В пору моего детства существенную воспитательную (без кавычек) роль в нашей жизни играл двор. Двор не противостоял семье, а был как бы ее продолжением, это подтвердит каждый старый москвич. Во дворе мы постигали азы дружбы, крепко дружили и в школе. Что лежит в основе таких вот «коллективных» дружб? Мы были близки по нашему социальному положению, по нашему московскому землячеству: гордились Москвой, таинственно-извилистыми переулками, Чистыми прудами, Меншиковой башней, Покровскими казармами… У нас были надежные покровители во дворе и прекрасные, умные преподаватели в школе, мы никого не забыли. Мы помним и духовой оркестр на Чистопрудном катке, и как у музыкантов примерзали губы к мундштукам труб, помним наши игры, дворовый футбол, путешествия за город, общие обиды, влюбленности — это все составляет вещество нашего духа, нашей сути. Мы помним, как в худеньких пальтишках еще в темноте, до начала занятий, торопились на Главный почтамт и там собирали бумажный утиль — не для того, чтобы разжиться томиком Дюма, а потому, что знали: стране не хватает бумаги на тетрадки и учебники. А с какой страстью собирали мы деньги на торпедный катер, дирижабль! А тяжелые сумки книгоноши, с которыми мы носились по улицам и площадям, выискивая любителей чтения. Мы не разлучались и после уроков, вместе ходили на каток, в кино, позже — в оперу, собирались в тех домах, где был патефон, и неуклюже танцевали под «Рио-Риту» и «Цыгана». И мы не были менее счастливы от того, что приходили на эти вечера в лыжных костюмах.

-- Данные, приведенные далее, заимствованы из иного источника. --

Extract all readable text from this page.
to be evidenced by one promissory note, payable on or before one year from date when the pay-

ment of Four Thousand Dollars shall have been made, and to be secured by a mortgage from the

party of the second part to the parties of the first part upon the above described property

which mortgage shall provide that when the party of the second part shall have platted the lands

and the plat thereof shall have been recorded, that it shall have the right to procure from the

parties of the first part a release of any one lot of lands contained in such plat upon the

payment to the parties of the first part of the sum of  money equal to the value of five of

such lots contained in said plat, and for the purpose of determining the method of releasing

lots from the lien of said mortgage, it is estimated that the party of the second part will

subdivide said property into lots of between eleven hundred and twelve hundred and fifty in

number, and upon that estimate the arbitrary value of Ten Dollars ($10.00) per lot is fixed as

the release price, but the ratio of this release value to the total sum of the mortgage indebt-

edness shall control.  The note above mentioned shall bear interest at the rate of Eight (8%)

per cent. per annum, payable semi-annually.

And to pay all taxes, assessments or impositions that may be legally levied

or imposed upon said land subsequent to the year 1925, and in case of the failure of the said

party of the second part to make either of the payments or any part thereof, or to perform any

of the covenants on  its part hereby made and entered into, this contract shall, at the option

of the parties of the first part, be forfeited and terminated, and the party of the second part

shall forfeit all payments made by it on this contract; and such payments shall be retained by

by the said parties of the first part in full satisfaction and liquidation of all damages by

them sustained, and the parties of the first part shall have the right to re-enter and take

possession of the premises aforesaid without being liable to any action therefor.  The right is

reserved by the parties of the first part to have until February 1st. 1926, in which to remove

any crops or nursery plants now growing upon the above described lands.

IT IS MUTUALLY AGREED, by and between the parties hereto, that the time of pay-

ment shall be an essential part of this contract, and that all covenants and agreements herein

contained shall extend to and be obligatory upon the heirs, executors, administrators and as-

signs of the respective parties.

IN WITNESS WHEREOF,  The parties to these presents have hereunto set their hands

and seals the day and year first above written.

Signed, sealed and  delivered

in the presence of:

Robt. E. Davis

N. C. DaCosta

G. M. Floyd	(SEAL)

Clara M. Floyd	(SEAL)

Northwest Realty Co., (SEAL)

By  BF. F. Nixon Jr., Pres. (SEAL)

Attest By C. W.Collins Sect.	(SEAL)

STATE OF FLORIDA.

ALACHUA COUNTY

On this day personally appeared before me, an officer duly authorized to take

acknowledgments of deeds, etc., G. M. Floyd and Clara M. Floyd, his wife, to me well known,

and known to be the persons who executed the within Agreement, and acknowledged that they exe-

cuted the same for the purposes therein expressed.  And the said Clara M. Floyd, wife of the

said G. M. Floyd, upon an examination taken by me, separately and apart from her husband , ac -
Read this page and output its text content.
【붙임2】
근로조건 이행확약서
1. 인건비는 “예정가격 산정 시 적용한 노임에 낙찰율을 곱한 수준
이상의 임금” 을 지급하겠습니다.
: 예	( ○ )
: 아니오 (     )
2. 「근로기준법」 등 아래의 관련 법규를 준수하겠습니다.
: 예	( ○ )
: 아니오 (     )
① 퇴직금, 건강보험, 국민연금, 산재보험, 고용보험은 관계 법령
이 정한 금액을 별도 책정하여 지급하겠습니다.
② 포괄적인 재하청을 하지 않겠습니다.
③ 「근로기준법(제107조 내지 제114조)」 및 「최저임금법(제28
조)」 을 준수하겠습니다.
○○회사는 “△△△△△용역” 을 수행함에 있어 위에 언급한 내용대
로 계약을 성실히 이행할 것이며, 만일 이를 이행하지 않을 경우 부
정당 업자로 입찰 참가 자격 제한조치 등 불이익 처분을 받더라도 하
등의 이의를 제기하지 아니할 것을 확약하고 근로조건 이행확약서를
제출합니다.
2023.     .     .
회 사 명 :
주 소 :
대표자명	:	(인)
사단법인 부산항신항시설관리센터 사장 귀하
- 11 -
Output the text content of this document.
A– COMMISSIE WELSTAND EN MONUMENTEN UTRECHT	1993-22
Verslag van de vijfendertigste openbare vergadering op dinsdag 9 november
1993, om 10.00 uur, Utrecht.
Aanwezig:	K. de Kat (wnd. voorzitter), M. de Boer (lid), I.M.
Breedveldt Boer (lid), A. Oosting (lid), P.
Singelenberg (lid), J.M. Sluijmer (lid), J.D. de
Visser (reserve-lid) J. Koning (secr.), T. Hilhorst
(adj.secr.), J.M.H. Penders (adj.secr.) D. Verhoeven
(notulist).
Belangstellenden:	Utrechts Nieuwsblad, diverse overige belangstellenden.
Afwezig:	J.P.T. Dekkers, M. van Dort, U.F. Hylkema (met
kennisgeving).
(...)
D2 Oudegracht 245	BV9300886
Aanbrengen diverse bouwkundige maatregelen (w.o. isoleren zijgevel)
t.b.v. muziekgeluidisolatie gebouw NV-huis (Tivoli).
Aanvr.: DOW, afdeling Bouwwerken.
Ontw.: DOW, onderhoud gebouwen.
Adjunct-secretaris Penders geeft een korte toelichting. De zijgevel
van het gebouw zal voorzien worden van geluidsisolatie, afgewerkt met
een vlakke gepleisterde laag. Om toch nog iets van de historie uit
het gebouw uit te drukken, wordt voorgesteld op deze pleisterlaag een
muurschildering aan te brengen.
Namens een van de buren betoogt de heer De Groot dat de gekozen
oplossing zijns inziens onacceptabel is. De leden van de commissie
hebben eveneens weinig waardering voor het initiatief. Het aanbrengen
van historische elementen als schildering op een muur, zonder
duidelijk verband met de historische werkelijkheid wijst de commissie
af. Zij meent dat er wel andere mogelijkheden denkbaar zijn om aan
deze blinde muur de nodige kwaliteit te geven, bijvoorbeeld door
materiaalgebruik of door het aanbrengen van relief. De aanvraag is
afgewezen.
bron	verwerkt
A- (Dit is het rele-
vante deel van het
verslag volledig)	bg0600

Школа вообще очень много значила для нас, значит и по сей день. В 1928 году мы впервые перешагнули порог бывшего училища Фидлера возле Чистых прудов, а недавно в моем подмосковном жилье отметили 55-летие нашей дружбы, выдержавшей испытание временем, и каким временем!
У наших встреч давняя история, вскоре после войны мы решили собираться раз в год, в начале мая, местом встречи, естественно, были выбраны Чистые пруды. Бывает, что и хорошие традиции себя изживают, а вот с нами случилось прямо противоположное: нам стало недоставать одной встречи в год, ведь нам так хорошо друг с другом!
Каким же светлым и чистым было наше не слишком сытое и не слишком нарядное детство! Последнее нас ничуть не трогало, мы были напрочь лишены жадности к вещам, нас волновали иные ценности. Наше детство проходило не в тепличных условиях, мы выросли на ветру жизни. Радость молодости была для нас в постижении нового, в прекрасных книгах, в музыке, в походах, велосипедных поездках за город, ночевках на озерах и реках, в попытках что-то сделать своими руками, в спорте — не ради получения разряда или приза, а ради него самого.